Source: Strategy Desk
An Understanding of the Customer Proposition This is crucial, and being missed by some of the challenger bank entrants. The goal isn’t to create some cool technology that’s a digital-first bank. That might acquire you a few customers, but the true goal is to create a product that:
• Solves problems • Does so reliably • Does so quickly
Challenger banks have the opportunity to perfect their service around one specific problem and create a winning app experience. They can start from scratch (no legacy issues hanging over them) and become as specific, or as local, as they want. This combined degree of flexibility and specificity makes it a very attractive modern financial model. Take Monzo Bank, for example. Widely hailed as one of the foremost digital banking upstarts, Monzo is strong on the principle that “It’s time for a new kind of bank.” Now consider the fact that Monzo only opened Current Account options to a select group of beta testers in August, 2017. It has built an entire audience on the “actually easy to use” concept, leading with pre-paid cards and transfers, and have a pipeline of new users eagerly awaiting each roll out.

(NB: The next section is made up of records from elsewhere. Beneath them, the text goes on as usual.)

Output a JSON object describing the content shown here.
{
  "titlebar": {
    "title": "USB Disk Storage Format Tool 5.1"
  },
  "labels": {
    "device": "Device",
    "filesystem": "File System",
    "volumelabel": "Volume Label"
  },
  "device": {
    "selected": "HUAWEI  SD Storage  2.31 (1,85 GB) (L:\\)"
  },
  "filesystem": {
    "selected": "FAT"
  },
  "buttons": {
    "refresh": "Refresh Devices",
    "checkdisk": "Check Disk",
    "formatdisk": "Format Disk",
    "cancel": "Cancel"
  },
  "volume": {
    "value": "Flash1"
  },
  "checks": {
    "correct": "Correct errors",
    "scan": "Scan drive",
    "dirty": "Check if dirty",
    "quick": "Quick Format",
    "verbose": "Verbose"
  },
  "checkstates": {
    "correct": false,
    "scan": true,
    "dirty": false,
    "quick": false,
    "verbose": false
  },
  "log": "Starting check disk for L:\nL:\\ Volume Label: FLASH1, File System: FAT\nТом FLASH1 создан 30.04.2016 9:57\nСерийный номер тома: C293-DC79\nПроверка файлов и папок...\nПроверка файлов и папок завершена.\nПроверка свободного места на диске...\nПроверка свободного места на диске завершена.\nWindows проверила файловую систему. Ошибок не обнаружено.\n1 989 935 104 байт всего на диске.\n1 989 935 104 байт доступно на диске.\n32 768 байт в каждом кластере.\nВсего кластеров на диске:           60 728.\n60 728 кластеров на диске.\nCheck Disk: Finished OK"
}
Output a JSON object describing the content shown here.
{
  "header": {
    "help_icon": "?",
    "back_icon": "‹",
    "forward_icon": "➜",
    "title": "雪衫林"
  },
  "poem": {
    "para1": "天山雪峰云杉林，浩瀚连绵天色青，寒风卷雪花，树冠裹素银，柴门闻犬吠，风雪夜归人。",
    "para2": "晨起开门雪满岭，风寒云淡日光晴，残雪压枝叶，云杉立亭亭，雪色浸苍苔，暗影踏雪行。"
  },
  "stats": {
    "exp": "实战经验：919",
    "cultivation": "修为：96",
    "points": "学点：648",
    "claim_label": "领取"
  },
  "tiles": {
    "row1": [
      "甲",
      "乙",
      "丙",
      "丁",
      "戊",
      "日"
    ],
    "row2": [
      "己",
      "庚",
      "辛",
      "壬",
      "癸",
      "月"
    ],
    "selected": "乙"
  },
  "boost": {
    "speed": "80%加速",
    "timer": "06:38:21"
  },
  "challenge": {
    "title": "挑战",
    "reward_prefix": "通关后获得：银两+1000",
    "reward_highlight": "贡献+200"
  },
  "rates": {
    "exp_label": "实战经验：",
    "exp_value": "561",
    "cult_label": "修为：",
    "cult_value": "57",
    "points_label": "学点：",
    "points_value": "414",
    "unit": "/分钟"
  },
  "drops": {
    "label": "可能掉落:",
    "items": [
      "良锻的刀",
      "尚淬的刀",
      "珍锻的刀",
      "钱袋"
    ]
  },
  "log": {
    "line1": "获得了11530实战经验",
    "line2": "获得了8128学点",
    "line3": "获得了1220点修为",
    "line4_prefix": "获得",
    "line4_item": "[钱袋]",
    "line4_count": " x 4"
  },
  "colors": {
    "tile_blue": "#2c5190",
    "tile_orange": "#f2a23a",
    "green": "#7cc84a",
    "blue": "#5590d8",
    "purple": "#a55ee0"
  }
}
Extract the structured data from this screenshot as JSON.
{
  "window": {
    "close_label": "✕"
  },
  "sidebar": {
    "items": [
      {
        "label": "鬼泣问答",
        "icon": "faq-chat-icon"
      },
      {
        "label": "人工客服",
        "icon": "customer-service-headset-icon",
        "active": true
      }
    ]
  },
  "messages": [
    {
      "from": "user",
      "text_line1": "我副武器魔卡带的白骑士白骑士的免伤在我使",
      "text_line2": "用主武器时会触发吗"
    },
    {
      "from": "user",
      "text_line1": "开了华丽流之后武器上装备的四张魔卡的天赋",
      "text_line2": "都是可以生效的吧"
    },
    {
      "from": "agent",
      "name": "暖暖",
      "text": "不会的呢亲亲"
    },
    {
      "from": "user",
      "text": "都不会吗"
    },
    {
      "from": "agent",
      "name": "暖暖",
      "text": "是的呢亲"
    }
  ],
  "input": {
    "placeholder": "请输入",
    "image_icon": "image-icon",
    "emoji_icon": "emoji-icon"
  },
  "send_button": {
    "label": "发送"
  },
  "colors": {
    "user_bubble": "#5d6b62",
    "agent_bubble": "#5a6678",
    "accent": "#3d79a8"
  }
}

THE BOTTOM LINE 57% of millennials – already becoming the biggest spending section of the market – indicated they’d leave their current bank for one with better technological options. Any generations superseding the millennials will likely feel the same. Technology + experience will rule the day in banking, and that’s where challenger banks are initially carving out a place for themselves. Challenger banks are becoming profitable faster, and the space is ripe for quick revenue gains – if you understand exactly what steps, processes, and partners need to unfurl for success.